It looks like the differential equation is

$\left(x^2y + e^x\right) \,\mathrm dx - x^2\,\mathrm dy = 0$

Check for exactness:

$\dfrac{\partial\left(x^2y+e^x\right)}{\partial y} = x^2 \\\\ \dfrac{\partial\left(-x^2\right)}{\partial x} = -2x$

As is, the DE is not exact, so let's try to find an integrating factor µ(x, y) such that

$\mu\left(x^2y + e^x\right) \,\mathrm dx - \mu x^2\,\mathrm dy = 0$

*is* exact.
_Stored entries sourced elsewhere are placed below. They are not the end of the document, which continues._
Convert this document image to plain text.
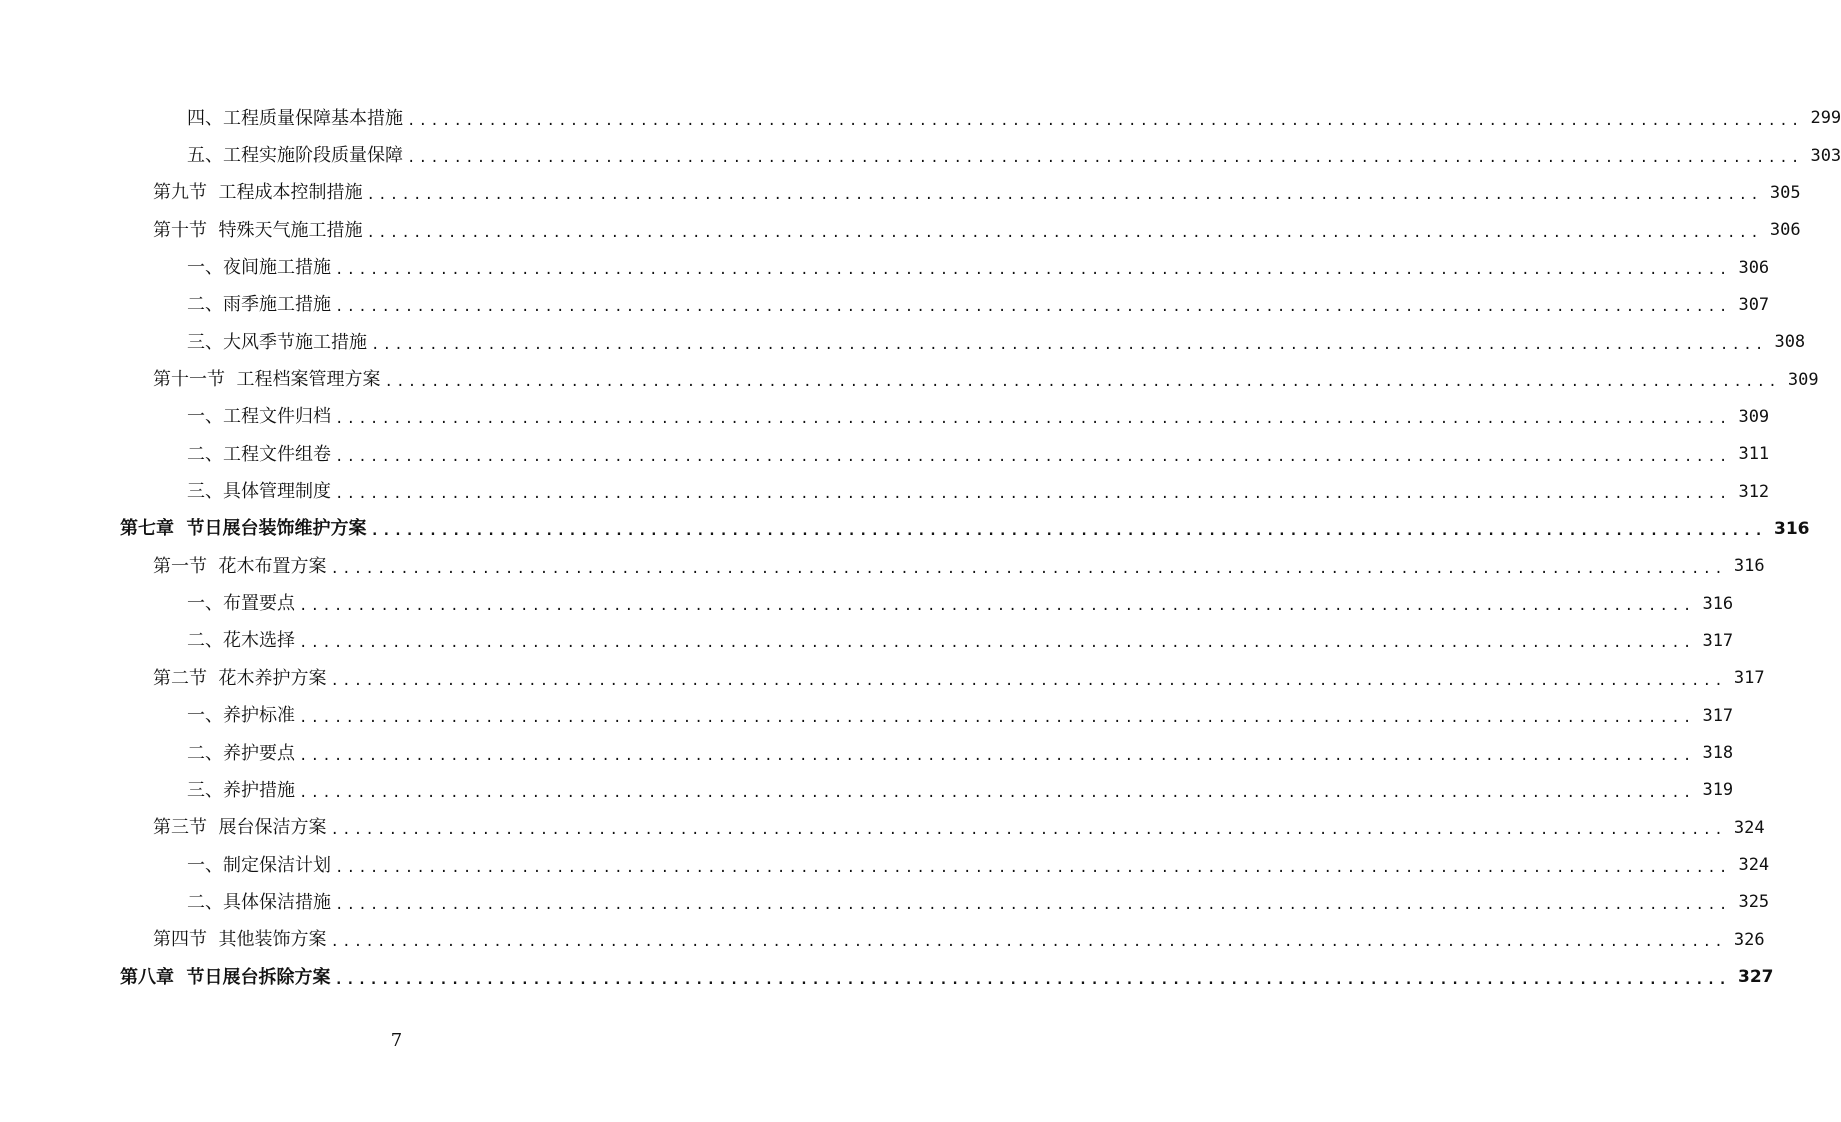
四、工程质量保障基本措施 ........................................................................................................................ 299
五、工程实施阶段质量保障 ........................................................................................................................ 303
第九节  工程成本控制措施 ........................................................................................................................ 305
第十节  特殊天气施工措施 ........................................................................................................................ 306
一、夜间施工措施 ........................................................................................................................ 306
二、雨季施工措施 ........................................................................................................................ 307
三、大风季节施工措施 ........................................................................................................................ 308
第十一节  工程档案管理方案 ........................................................................................................................ 309
一、工程文件归档 ........................................................................................................................ 309
二、工程文件组卷 ........................................................................................................................ 311
三、具体管理制度 ........................................................................................................................ 312
第七章  节日展台装饰维护方案 ........................................................................................................................ 316
第一节  花木布置方案 ........................................................................................................................ 316
一、布置要点 ........................................................................................................................ 316
二、花木选择 ........................................................................................................................ 317
第二节  花木养护方案 ........................................................................................................................ 317
一、养护标准 ........................................................................................................................ 317
二、养护要点 ........................................................................................................................ 318
三、养护措施 ........................................................................................................................ 319
第三节  展台保洁方案 ........................................................................................................................ 324
一、制定保洁计划 ........................................................................................................................ 324
二、具体保洁措施 ........................................................................................................................ 325
第四节  其他装饰方案 ........................................................................................................................ 326
第八章  节日展台拆除方案 ........................................................................................................................ 327
7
If this modified DE is exact, then

$\dfrac{\partial\left(\mu\left(x^2y+e^x\right)\right)}{\partial y} = \dfrac{\partial\left(-\mu x^2\right)}{\partial x}$

We have

$\dfrac{\partial\left(\mu\left(x^2y+e^x\right)\right)}{\partial y} = \left(x^2y+e^x\right)\dfrac{\partial\mu}{\partial y} + x^2\mu \\\\ \dfrac{\partial\left(-\mu x^2\right)}{\partial x} = -x^2\dfrac{\partial\mu}{\partial x} - 2x\mu \\\\ \implies \left(x^2y+e^x\right)\dfrac{\partial\mu}{\partial y} + x^2\mu = -x^2\dfrac{\partial\mu}{\partial x} - 2x\mu$

Notice that if we let µ(x, y) = µ(x) be independent of y, then ∂µ/∂y = 0 and we can solve for µ :

$x^2\mu = -x^2\dfrac{\mathrm d\mu}{\mathrm dx} - 2x\mu \\\\ (x^2+2x)\mu = -x^2\dfrac{\mathrm d\mu}{\mathrm dx} \\\\ \dfrac{\mathrm d\mu}{\mu} = -\dfrac{x^2+2x}{x^2}\,\mathrm dx \\\\ \dfrac{\mathrm d\mu}{\mu} = \left(-1-\dfrac2x\right)\,\mathrm dx \\\\ \implies \ln|\mu| = -x - 2\ln|x| \\\\ \implies \mu = e^{-x-2\ln|x|} = \dfrac{e^{-x}}{x^2}$